American pirate historian

Kenneth J. Kinkor (January 26, 1954 – June 7, 2013) was an American pirate historian.

Kinkor graduated from Loras College, Iowa, in 1976, majoring in history and political science, and pursued post-graduate studies in Iowa and Illinois. He moved to Massachusetts in 1986 and joined Historic Shipwrecks Inc., the company of underwater explorer Barry Clifford who had discovered the wreck of Samuel Bellamy's pirate vessel Whydah Gally off Cape Cod.

Kinkor would spend the next 27 years as Project Historian, researching the history of Whydah and other pirate, privateering, and historic wrecks. He would also make national television appearances on National Geographic Channel, Discovery Channel and History Channel as an expert in piracy.

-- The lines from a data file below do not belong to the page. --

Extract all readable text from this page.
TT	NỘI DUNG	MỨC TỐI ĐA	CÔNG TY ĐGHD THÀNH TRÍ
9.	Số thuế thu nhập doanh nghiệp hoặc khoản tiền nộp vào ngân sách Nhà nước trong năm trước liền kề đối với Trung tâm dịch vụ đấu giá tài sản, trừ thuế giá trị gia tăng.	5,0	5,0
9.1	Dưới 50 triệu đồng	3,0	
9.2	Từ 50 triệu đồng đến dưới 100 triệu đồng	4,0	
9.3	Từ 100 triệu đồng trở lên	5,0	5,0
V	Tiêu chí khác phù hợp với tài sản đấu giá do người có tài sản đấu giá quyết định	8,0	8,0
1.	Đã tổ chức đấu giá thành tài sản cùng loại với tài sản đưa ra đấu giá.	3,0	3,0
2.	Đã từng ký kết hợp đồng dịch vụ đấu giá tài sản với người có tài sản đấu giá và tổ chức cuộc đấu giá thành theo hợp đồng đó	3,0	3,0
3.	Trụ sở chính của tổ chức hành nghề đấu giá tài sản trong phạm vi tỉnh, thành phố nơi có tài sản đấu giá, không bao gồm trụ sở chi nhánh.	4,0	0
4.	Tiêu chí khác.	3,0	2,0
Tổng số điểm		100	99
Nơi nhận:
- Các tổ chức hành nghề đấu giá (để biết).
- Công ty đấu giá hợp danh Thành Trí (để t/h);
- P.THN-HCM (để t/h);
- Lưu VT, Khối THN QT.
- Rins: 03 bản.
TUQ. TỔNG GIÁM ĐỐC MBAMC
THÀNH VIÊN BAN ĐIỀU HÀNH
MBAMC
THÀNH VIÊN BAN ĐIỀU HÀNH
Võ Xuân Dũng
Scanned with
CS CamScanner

Kinkor was the compiler and editor of the Whydah Sourcebook containing a vast collection of 17th and 18th century archival records concerning the history of the British slave ship Whydah Galley, its capture by the crew of pirate Samuel Bellamy, its demise at Cape Cod, and the court trial and testimonies of the surviving crew.

Kinkor also wrote the foreword of New England author Edward Rowe Snow's historic work Storms and Shipwrecks of New England, and was co-author with Barry Clifford of the National Geographic Society's exhibition catalog book Real Pirates: The Untold Story of the Whydah from Slave Ship to Pirate Ship and a special NAT GEO KIDS children's hardback edition of the same title.

Kinkor died on June 7, 2013, at the age of 59.